What if you could QA everything and make your best employees 10–100x more efficient? In the past two years in the market, Dell EMC has realized some key things about providing AI value. Engineers and executives want AI to do more than researchers typically consider. Business leaders want AI to consume all of the data that matters (images, audio, video, text, structured, etc.). Businesses also want AI to get smarter “automagically.”

Ben Taylor shares real use cases of business transformation and realized value in production using deep learning and discusses some of the executive conversations and behaviors Dell EMC is seeing in the market. You’ll get a sense of what the state of the art looks like across multiple industries and see what is actually being done versus what is still a toy problem. Along the way, Ben outlines the top reasons why the majority of AI projects fail to ship value and touches on concerns around IP and AI liability (i.e., automated adverse impact).

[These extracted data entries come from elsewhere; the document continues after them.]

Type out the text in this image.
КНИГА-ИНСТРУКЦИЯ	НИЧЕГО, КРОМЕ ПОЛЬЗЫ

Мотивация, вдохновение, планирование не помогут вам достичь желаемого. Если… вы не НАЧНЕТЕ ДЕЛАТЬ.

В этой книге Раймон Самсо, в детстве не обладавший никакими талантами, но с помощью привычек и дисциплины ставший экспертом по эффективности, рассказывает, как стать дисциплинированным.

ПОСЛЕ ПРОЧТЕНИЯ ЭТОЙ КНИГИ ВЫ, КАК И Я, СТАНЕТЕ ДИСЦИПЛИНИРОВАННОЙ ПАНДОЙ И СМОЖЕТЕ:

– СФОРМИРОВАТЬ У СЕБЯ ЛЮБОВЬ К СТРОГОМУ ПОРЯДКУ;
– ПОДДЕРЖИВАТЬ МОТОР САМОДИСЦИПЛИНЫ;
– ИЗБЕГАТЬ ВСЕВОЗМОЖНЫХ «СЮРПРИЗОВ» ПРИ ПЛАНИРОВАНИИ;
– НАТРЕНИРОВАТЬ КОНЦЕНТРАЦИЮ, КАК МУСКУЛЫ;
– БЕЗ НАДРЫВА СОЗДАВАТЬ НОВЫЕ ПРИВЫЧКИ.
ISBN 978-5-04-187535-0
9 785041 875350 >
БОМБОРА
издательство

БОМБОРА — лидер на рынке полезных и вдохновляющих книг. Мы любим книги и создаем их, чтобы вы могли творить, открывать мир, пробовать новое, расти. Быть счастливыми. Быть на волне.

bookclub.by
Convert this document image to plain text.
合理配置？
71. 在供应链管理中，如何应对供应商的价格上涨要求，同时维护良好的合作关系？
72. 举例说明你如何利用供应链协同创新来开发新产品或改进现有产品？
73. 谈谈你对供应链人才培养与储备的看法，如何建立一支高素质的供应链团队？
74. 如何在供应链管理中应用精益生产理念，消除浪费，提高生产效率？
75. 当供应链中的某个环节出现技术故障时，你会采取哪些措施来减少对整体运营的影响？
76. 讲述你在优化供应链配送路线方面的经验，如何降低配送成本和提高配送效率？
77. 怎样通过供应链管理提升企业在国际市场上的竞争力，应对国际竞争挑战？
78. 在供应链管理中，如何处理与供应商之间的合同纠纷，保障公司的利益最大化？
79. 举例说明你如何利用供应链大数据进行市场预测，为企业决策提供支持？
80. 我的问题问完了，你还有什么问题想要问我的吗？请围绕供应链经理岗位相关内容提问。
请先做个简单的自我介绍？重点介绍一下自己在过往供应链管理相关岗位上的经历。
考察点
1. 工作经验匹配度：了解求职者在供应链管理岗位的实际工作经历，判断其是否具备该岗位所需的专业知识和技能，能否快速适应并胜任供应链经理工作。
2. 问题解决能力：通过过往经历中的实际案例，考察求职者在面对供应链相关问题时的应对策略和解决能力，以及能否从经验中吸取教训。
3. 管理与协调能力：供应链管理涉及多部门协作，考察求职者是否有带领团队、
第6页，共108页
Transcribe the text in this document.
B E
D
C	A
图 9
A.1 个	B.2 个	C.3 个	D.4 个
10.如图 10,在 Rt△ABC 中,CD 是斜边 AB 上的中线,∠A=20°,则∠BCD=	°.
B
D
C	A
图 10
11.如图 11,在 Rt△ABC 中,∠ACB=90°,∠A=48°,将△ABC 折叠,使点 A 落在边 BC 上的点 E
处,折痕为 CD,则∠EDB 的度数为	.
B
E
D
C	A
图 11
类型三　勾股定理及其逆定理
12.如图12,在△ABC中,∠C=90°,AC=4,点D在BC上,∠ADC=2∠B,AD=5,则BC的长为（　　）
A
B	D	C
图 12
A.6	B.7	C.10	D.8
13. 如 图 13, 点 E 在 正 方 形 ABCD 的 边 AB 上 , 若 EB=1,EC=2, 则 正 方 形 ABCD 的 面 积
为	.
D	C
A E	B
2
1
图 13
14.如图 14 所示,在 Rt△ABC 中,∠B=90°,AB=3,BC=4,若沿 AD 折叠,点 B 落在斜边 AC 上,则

This session is sponsored by Dell EMC.

Ben Taylor

Ziff.ai

Ben Taylor is a cofounder at Ziff.ai, delivering automated deep learning into production. Ben has over 14 years of machine learning experience and is known for pushing the boundaries for what is possible with deep learning, including predicting country of origin, genetic haplogroups from a face, and even the ranking of ABC’s The Bachelor contestants. Previously, he worked in the semiconductor industry for Intel and Micron in photolithography, process control, and yield prediction and as a Wall Street quant building sentiment stock models for a hedge fund trading the S&P 1500 on news content on a 600 GPU cluster. Ben left finance and the semiconductor industry to work for Sequoia-backed startup HireVue, where he led the company’s machine learning efforts around digital interview prediction and adverse impact mitigation.